On dirait que tout le monde a la mèche plus courte qu’avant la pandémie, et ça inclut la tolérance envers ceux avec qui on travaille. Pour plusieurs, il y a eu des deal breakers dans l’attitude de leur entourage durant la dernière année et demie: ceux qui ont fait des rassemblements quand même, ceux qui sont allés en voyage comme si de rien n’était et qui se sont moqués de la quarantaine au retour, sans compter ceux qui avaient des opinions vaguement «conspi»...

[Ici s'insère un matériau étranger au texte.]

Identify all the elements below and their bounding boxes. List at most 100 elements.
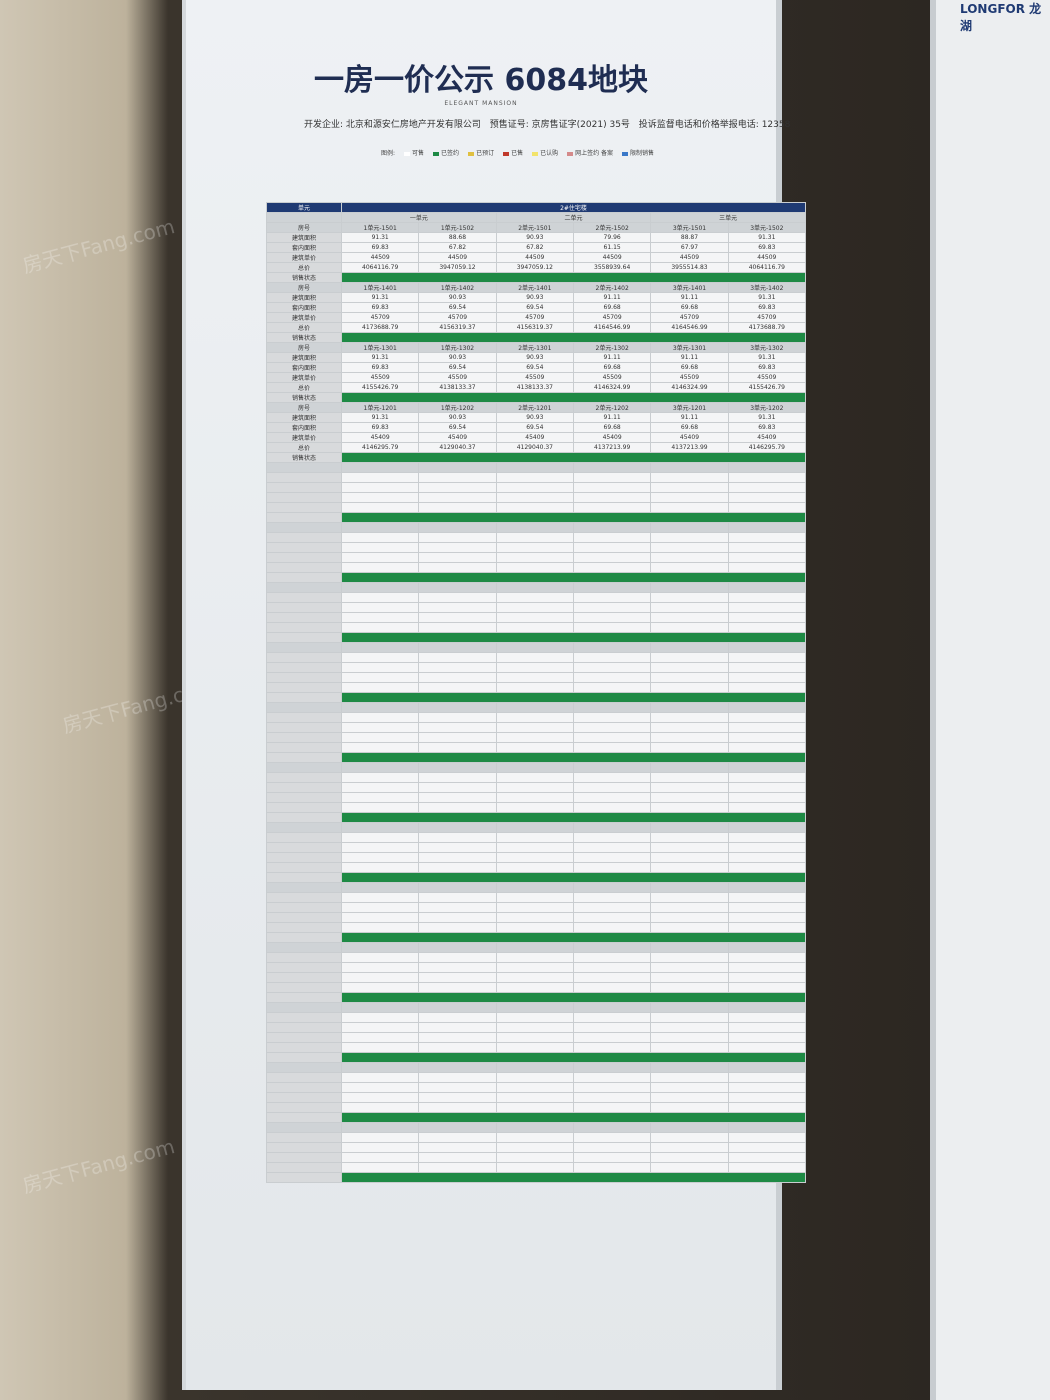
cell — [418, 922, 497, 933]
row-label — [266, 1162, 342, 1173]
blurred-row — [266, 842, 807, 853]
cell — [572, 1012, 652, 1023]
row-label — [266, 752, 342, 763]
cell: 69.68 — [650, 302, 729, 313]
row-label: 套内面积 — [266, 302, 342, 313]
cell — [650, 762, 729, 773]
row-label — [266, 702, 342, 713]
cell — [495, 1032, 574, 1043]
blurred-row — [266, 762, 807, 773]
data-row: 建筑单价 45709 45709 45709 45709 45709 45709 — [266, 312, 807, 323]
cell — [418, 1162, 497, 1173]
cell — [418, 742, 497, 753]
row-label — [266, 922, 342, 933]
row-label — [266, 542, 342, 553]
cell — [495, 792, 574, 803]
cell: 69.68 — [572, 362, 652, 373]
cell — [340, 672, 420, 683]
cell — [495, 942, 574, 953]
legend-text: 网上签约 备案 — [575, 150, 614, 157]
cell: 91.31 — [340, 352, 420, 363]
blurred-row — [266, 502, 807, 513]
data-row: 建筑单价 45509 45509 45509 45509 45509 45509 — [266, 372, 807, 383]
legend-swatch — [622, 151, 629, 156]
cell — [495, 1042, 574, 1053]
cell — [650, 852, 729, 863]
cell — [495, 1022, 574, 1033]
status-bar — [341, 812, 806, 823]
cell: 3558939.64 — [572, 262, 652, 273]
row-label — [266, 992, 342, 1003]
row-label — [266, 592, 342, 603]
cell: 69.83 — [340, 362, 420, 373]
cell: 69.54 — [418, 362, 497, 373]
row-label — [266, 692, 342, 703]
cell: 45709 — [340, 312, 420, 323]
cell: 45409 — [495, 432, 574, 443]
cell: 1单元-1402 — [418, 282, 497, 293]
cell: 69.54 — [495, 422, 574, 433]
blurred-row — [266, 702, 807, 713]
cell — [418, 942, 497, 953]
cell: 90.93 — [495, 292, 574, 303]
cell: 4137213.99 — [650, 442, 729, 453]
cell — [572, 712, 652, 723]
cell — [340, 612, 420, 623]
cell: 45509 — [572, 372, 652, 383]
cell — [572, 862, 652, 873]
cell — [495, 742, 574, 753]
status-bar — [341, 1172, 806, 1183]
blurred-row — [266, 752, 806, 763]
cell: 45409 — [418, 432, 497, 443]
cell — [727, 1132, 807, 1143]
cell: 88.87 — [650, 232, 729, 243]
cell — [340, 972, 420, 983]
cell: 3单元-1502 — [727, 222, 807, 233]
cell — [418, 802, 497, 813]
status-bar — [341, 272, 806, 283]
cell — [495, 462, 574, 473]
cell — [340, 1122, 420, 1133]
cell — [495, 852, 574, 863]
cell — [340, 782, 420, 793]
cell — [340, 532, 420, 543]
cell — [418, 682, 497, 693]
status-row: 销售状态 — [266, 332, 806, 343]
price-poster: 一房一价公示 6084地块 ELEGANT MANSION 开发企业: 北京和源… — [182, 0, 807, 1390]
cell — [650, 1032, 729, 1043]
cell: 4156319.37 — [418, 322, 497, 333]
cell: 4146295.79 — [340, 442, 420, 453]
cell — [418, 1152, 497, 1163]
status-bar — [341, 452, 806, 463]
data-row: 套内面积 69.83 69.54 69.54 69.68 69.68 69.83 — [266, 302, 807, 313]
row-label — [266, 742, 342, 753]
cell — [418, 602, 497, 613]
cell — [572, 842, 652, 853]
cell — [418, 732, 497, 743]
cell: 90.93 — [418, 412, 497, 423]
row-label — [266, 932, 342, 943]
cell — [650, 522, 729, 533]
cell — [727, 552, 807, 563]
row-label: 销售状态 — [266, 452, 342, 463]
cell: 91.11 — [650, 412, 729, 423]
cell: 4129040.37 — [495, 442, 574, 453]
cell: 4064116.79 — [727, 262, 807, 273]
blurred-row — [266, 492, 807, 503]
cell — [495, 662, 574, 673]
status-bar — [341, 392, 806, 403]
cell — [418, 1082, 497, 1093]
cell: 2单元-1301 — [495, 342, 574, 353]
blurred-row — [266, 922, 807, 933]
cell — [572, 1102, 652, 1113]
cell — [495, 1162, 574, 1173]
cell — [650, 802, 729, 813]
cell: 67.97 — [650, 242, 729, 253]
cell — [727, 542, 807, 553]
status-bar — [341, 572, 806, 583]
cell: 1单元-1401 — [340, 282, 420, 293]
cell — [418, 1062, 497, 1073]
cell — [495, 642, 574, 653]
cell — [340, 1162, 420, 1173]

Mais. malheureusement, les collègues sont comme la famille: on ne les choisit pas. Il faudra réapprendre à les côtoyer en personne et à collaborer avec eux. Par contre, personne n’est obligé d’être le meilleur ami de son collègue. Une relation neutre et civile est tout ce qui est demandé.

Comment faire face aux commentaires, aux regards et au jugement liés à l’apparence?

Oui, après un an et demi, il y a beaucoup de gens qui ont changé. Certaines ont eu des bébés. Certains en ont profité pour se mettre en forme. Et plusieurs personnes ont pris du poids. C’est une réponse tout à fait normale du corps en temps de crise, et personne ne devrait se sentir mal pour ça! Mais, c’est une chose de se le dire lorsqu’on est à la maison et… c’en est une autre d’y faire face en retournant au bureau.

Dans un monde idéal, personne ne devrait jamais faire de commentaires sur l’apparence des gens, point barre. Et ce même si l'intention est de les complimenter; ce n’est pas toutes les femmes qui sont à l’aise de se faire dire qu’elles sont minces, par exemple.

Mais, probablement que ça ne se passera pas comme ça -il faut être réaliste. Alors, le meilleur moyen de passer au travers un commentaire déplacé est simplement de répondre de manière neutre et détournée, du genre: «Oui, c'est vrai que ça fait longtemps qu’on ne s’est pas vus». L’autre élément qui est important, c’est bien sûr de pratiquer la bienveillance et l’auto-compassion envers soi-même au quotidien.

Fin du port du masque en continu

Dès le 28 février 2022, il ne sera plus oligatoire de porter le masque en continu dans les lieux de travail, à condition que la distanciation de 2 mètres puisse être maintenue en tout temps. Sinon, il sera possible d'enlever le masque une fois en place s'il existe une barrière physique entre les travailleurs -par exemple, une partition en plexiglas.

Le masque sera pour l'instant maintenu durant les déplacements.